Deze jaren kon het busbedrijf groeien door overnames van andere busbedrijven zoals [[Citosa]] uit Boskoop in 1937 en het Wateringse VIOS. De naam Citosa bleef en het bedrijf groeide uit tot een erkend streekvervoerbedrijf door het samenvoegen met andere opgekochte busbedrijven.<ref>Rook blz. 291</ref>
 
===1939-1945: Tweede Wereldoorlog
Opnieuw dreigde oorlog in Europa in 1939 en opnieuw gemobiliseerde Nederland. Het grote aantal gemobiliseerde militaire leverde dat jaar een flinke bijdrage aan de groei in het personenvervoer per bus. Daarnaast groeide ook het aantal belaadde goederenwagens vergeleken met 1938. In de nacht van 9 op 10 mei werd Nederland aangevallen door Duitsland en op 14 augustus volgde de capitulatie. Het gehele WSM bussenpark werd gevorderd door de Nederlandse autoriteiten gedurende die dagen. Na de capitulatie werd de dienstregeling langzaam weer opgestart maar op beperkte schaal. Brandstof was schaars en aan de WSM werd steeds minder toegewezen. In juli 1940 kwam met het Vierde Uitvoeringsbesluit een eind aan concurrerende vervoersbedrijven om brandstof te besparen. Een andere maatregel van de Duitsers was de verplichting om koplampen van locomotieven en bussen te verduisteren. Alleen een streep licht was toegestaan. Binnenin de bussen moest ook het licht uit. In Loosduinen werd het grootste deel van de busstalling gevorderd door de Duitsers. Transporten naar Duitsland kreeg verder meerdere malen te maken met sabotage dat in 1941 driemaal tot ontsporingen leidde. Gedurende de oorlog stegen prijzen van noodzakelijk levensmiddelen. Om het WSM-personeel te ondersteunen werd toeslagen op het loon gegeven.
 
Het goederenvervoer naar Duitsland groeide weer flink; in 1941 met 31% ten opzichte van het voorgaande jaar.
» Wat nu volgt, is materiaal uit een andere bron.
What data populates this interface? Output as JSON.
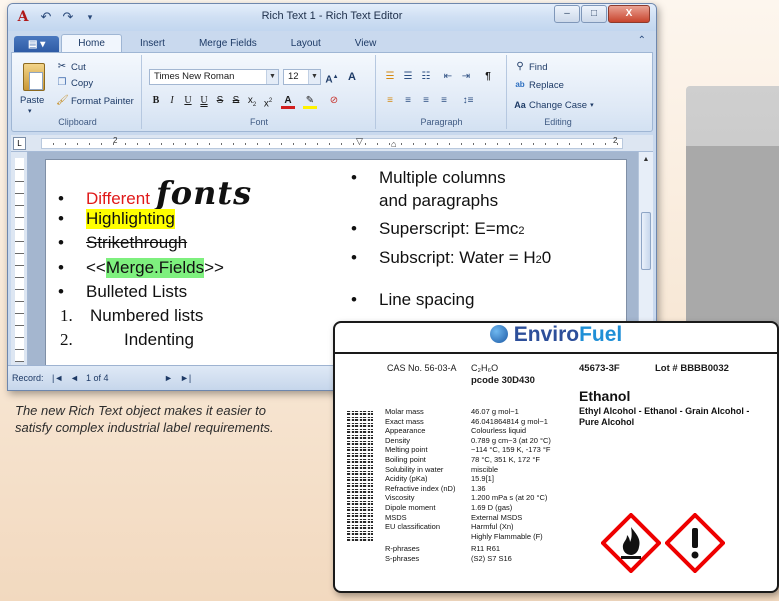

De Duitsers hadden bepaald dat minimaal 50% van de tuinbouwproducten, later werd dit zelfs 80%, tegen vaste prijzen naar Duitsland moesten. Het restant was bestemd voor de binnenlandse markt. Het vervoer naar Engeland lag stil waardoor ook het baanvak 's-Gravenzande - Hoek van Holland in onbruik raakte. De brandstofschaarste zorgde er tevens voor dat goederen die normaal per vrachtauto vervoerd werden, nu per tram gingen.
 
De Nederlandse Spoorwegen wilde in de regio een grote streekvervoeronderneming creëren. De besprekingen die in 1939 begonnen leidde in 1941 tot de overname van de WSM waardoor het een dochteronderneming van de NS werd.